Nor would long-term contracting have stopped the blackouts. No matter how the contracts were written, it would not have changed the fact that exogenous supply and demand shocks have curtailed the supply (and, accordingly, increased the price) of electricity. As long as the state prevents retail prices from reflecting that scarcity, demand will outstrip supply and shortages will occur.

An axiom of economics states that the most expensive source of supply at the margin must set prices for all sources of supply. If it didn’t, shortages would occur. So if 95 percent of all the utilities’ power were supplied by long-term contracts (as the Governor hopes) at 6 cents per kilowatt hour, as long as 5 percent of that power were coming from the spot market, the price they’d charge to keep the lights on would reflect the spot—not the contract—price.

H.L. Mencken once said that “Democracy is the theory that the common people know what they want and deserve to get it good and hard.” That appears to be the case in California today. A recent poll asked Californians whether they would prefer a regime that capped the retail prices of electricity but produced the occasional blackout or a regime that decontrolled retail prices but eliminated the blackouts. Two-thirds favored the former. In essence, Californians demonstrate the fact that there’s a little bit of East Germany in all of us.

The simple fact is that high prices for power must be paid. Since it’s politically difficult to have ratepayers pick up the tab on their monthly bill, California’s politicians have decided to have taxpayers pick up the tab out of the state budget surplus.

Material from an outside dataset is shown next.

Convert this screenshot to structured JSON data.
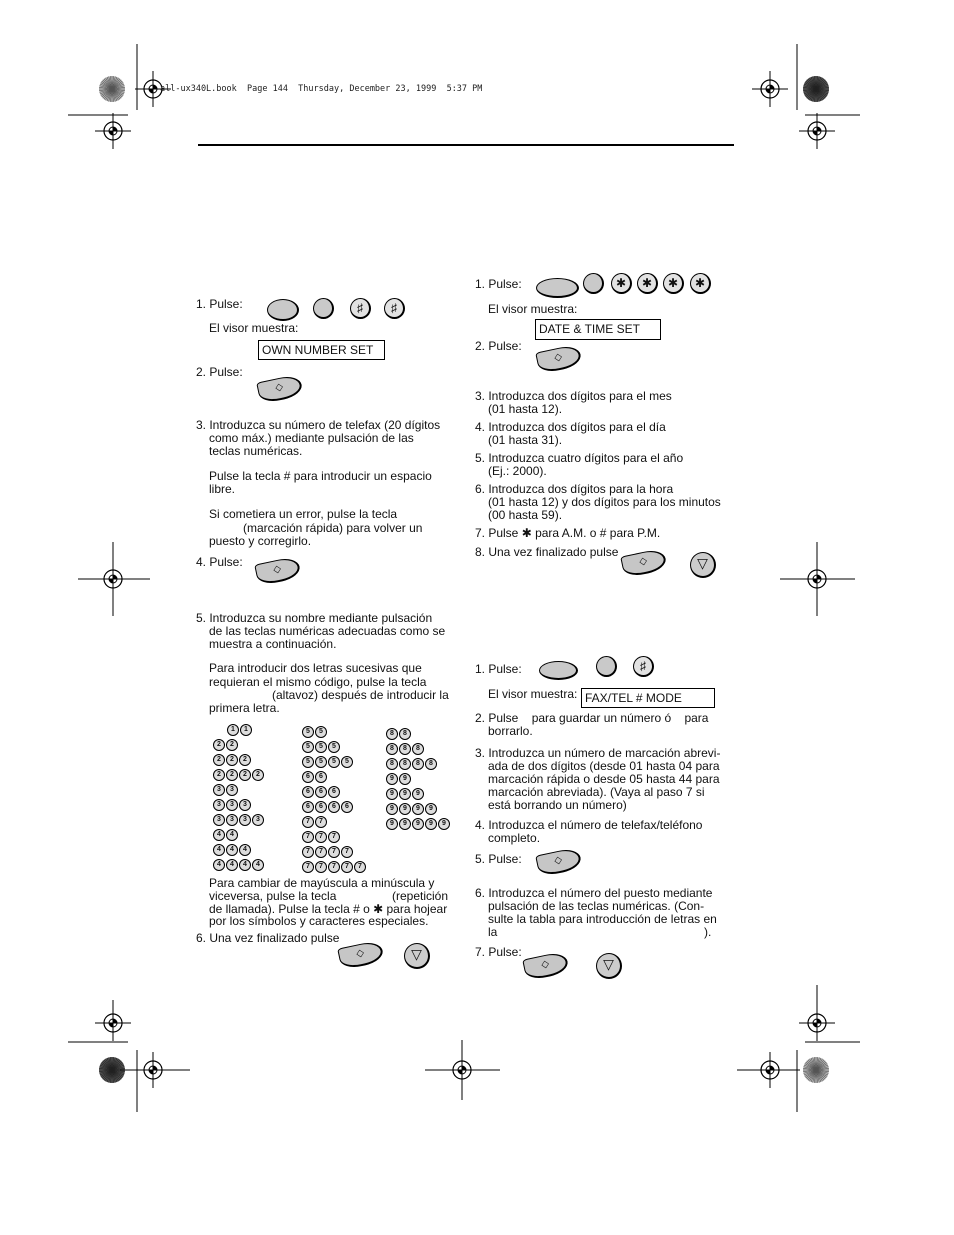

So Californians will not escape high prices. The problem with paying bills that way, however, is that the high prices will not affect electricity demand and thus will not play their intended role in allocating scarce goods as they would if they were simply passed on through the market.

The California electricity crisis is not really a story about environmentalists gone bad, deregulatory details left unattended to, or unrestrained capitalists running amok. It’s basically a story about what happens when price controls are imposed on scarce goods.